Chostakovitch / Schnittke / Prokofiev : Sontes pour violoncelle et piano Disques Pelléas, Novembre 1998

critiques de l’album

Dyachkov : déja, un grand violoncelliste
     Yegor Dyachkov, jeune violoncel­liste montréalais de 26 ans d'ori­gine russe qui fut d'abord membre des Musici de son professeur Yuli Turovsky, signa son premier enre­gistrement en 1996 : le Concerto bal­lata de Glazounov, pour la maison britannique Chandos, à titre de gagnant du Concours d'Orford.
     Son premier disque de sonates vint en­suite: un couplage Richard Strauss‑Hans Pfitzner avec le pianiste Henri Brassard, pour la marque américaine Brioso. Un deuxième vient de paraître, avec cette fois le pianiste Jean Saulnier, sous l'étiquette québécoise Pelléas. Il groupe les trois plus importantes sonates russes du XXe siècle, soit celles de Chostakovitch (de 1934), Prokofiev (1949) a Schnittke (1978). (Dans ce dernier cas, pre­mière sonate car Schnittke en composa une deuxième en 1994.)
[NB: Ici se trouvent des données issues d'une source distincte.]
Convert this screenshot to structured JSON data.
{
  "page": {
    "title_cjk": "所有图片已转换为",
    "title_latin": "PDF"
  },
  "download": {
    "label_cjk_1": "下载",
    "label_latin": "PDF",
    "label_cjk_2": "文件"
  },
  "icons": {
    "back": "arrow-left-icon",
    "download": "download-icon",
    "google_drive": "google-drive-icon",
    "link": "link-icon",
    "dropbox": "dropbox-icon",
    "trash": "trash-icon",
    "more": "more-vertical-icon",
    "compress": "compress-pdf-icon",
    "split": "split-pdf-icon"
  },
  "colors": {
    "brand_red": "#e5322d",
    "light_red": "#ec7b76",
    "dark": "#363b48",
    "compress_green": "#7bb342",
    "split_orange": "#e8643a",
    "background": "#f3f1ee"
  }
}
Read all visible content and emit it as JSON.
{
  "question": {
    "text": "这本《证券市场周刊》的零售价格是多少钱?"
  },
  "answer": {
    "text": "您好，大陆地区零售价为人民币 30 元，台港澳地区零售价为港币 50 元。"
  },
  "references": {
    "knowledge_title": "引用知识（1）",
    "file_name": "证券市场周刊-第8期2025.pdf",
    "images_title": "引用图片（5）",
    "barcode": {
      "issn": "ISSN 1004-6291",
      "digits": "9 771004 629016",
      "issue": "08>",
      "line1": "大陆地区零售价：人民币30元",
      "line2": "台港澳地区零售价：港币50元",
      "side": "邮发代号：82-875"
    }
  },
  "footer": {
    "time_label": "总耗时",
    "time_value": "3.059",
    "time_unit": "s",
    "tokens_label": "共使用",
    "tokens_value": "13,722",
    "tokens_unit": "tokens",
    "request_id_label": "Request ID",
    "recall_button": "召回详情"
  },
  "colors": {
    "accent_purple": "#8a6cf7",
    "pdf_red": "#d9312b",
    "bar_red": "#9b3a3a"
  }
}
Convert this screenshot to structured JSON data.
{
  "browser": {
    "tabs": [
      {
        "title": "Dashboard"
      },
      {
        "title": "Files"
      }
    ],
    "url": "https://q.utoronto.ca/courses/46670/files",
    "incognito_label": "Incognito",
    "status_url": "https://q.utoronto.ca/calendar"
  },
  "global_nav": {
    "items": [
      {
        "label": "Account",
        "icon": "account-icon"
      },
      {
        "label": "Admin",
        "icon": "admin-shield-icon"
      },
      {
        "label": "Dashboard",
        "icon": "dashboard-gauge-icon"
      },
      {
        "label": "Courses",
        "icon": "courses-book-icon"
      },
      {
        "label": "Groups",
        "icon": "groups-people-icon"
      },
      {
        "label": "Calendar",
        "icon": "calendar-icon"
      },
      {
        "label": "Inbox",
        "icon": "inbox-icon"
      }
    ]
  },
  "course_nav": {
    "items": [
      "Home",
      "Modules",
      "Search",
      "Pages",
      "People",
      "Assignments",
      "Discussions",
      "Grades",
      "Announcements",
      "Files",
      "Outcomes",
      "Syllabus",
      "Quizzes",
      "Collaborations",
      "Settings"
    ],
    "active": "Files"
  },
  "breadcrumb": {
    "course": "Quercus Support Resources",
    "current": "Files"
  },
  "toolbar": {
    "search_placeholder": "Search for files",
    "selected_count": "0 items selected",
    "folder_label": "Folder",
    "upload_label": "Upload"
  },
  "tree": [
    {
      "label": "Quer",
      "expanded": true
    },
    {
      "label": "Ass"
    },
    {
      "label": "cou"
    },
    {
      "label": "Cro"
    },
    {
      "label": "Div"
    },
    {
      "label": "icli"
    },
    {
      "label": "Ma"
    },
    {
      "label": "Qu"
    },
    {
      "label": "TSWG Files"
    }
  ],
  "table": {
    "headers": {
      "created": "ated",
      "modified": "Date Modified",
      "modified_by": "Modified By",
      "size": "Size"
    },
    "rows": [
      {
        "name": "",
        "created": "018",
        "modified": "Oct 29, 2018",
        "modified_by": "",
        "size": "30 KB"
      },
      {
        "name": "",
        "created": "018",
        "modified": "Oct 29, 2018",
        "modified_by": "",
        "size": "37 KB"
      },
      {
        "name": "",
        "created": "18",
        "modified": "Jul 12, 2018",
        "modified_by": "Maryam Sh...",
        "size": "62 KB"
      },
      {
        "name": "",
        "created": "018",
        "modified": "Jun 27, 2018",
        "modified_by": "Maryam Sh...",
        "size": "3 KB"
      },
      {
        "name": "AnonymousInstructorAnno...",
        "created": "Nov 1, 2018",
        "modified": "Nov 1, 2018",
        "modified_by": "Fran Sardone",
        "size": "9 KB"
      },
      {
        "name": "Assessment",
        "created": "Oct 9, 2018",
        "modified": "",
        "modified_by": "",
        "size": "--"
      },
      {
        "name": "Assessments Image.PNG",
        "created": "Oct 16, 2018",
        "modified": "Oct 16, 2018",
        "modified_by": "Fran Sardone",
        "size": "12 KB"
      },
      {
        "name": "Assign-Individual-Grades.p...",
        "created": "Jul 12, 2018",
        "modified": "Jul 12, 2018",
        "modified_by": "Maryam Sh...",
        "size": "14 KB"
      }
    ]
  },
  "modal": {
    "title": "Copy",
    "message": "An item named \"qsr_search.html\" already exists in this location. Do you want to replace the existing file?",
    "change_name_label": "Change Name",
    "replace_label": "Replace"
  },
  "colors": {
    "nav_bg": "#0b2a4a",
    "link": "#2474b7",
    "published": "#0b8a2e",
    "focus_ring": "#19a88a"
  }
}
     Cette nouvelle prestation se maintient au niveau d'excellence des deux précédentes. Avant même d'avoir atteint la trentaine, Dyachkov s'impose comme un violoncelliste de première grandeur : l'archet naturel, la sonorité riche et profonde, la concentration to­tale, le sens de l'interprétation, tout est là.
     Dans la réussite absolue que constitue ce disque, il faut compter l'apport de Jean Saul­nier, chambriste agissant et nuancé, et l'équi­libre d'une prise de son où violoncelle et piano sont toujours , où jamais une voix ne disparaît au profit de l’autre. Observer, par exemple, à la fin du Schnittke, cette très lon­gue tenue du violonœlle pianissimo sur un do qui, pendant 22 mesures, reste audible à travers les accords du piano (de 7'46 à 9'24 sur l'indicateur, ou entre les chiffres 10 et 12 si on a la partition).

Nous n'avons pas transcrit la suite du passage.